Landratsamt: „Müssen jegliche Unterbringung in Betracht ziehen“

Auch vonseiten des Landratsamts befindet sich das Thema Lagerhalle Marienstein noch in der Warteschleife. „Ein Gespräch findet noch statt“, teilt Sprecherin Sabine Kirchmair auf Nachfrage mit. Zur Frage, ob der Landkreis die Belegung der Halle notfalls auch gegen den Willen der Gemeinde durchsetzen könnte, heißt es von der Kreisbehörde: „Wir müssen jegliche Unterbringung in Betracht ziehen. Uns sind die Hände gebunden, deshalb müssen wir an solchen Unterkünften festhalten. Freilich“, so die Sprecherin, „versuchen wir das immer im Einklang mit der jeweiligen Gemeinde.“ Alternativen zur Halle habe das Landratsamt aktuell keine.

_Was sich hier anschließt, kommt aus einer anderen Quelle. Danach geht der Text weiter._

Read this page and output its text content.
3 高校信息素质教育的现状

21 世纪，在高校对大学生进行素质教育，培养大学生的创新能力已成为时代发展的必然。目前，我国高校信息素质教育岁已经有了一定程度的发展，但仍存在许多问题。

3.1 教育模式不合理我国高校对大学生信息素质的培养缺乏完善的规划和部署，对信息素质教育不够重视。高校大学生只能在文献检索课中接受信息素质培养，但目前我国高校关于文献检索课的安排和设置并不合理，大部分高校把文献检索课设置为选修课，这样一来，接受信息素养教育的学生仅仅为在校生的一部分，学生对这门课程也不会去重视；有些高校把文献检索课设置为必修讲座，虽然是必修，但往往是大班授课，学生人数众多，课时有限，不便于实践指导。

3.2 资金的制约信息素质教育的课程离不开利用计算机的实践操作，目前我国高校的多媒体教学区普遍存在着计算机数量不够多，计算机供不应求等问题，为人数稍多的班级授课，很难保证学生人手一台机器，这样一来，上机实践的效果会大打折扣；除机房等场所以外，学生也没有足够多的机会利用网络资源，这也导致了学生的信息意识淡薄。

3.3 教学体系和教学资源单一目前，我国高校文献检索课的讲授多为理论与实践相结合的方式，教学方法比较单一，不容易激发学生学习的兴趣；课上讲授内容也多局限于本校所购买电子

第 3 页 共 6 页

Firma in Marienstein zeigt sich wegen Unterkunft höchst besorgt

Währenddessen sind Anwohner und selbst Firmen in Marienstein höchst besorgt. Besorgt, weil die Unterbringung von etwa 200 Asylbewerbern für einen Ort wie Marienstein mit 800 Einwohnern nicht gerecht und fair wäre. Denn: In einem ehemaligen Verwaltungsgebäude werden bekanntlich Ende des Jahres 40 Flüchtlinge einziehen. Bis auf wenige Kleinigkeiten seien die Umbaumaßnahmen dort bereits abgeschlossen, erklärt das Landratsamt, das eine schnellstmögliche Ausstattung des Objekts ankündigt.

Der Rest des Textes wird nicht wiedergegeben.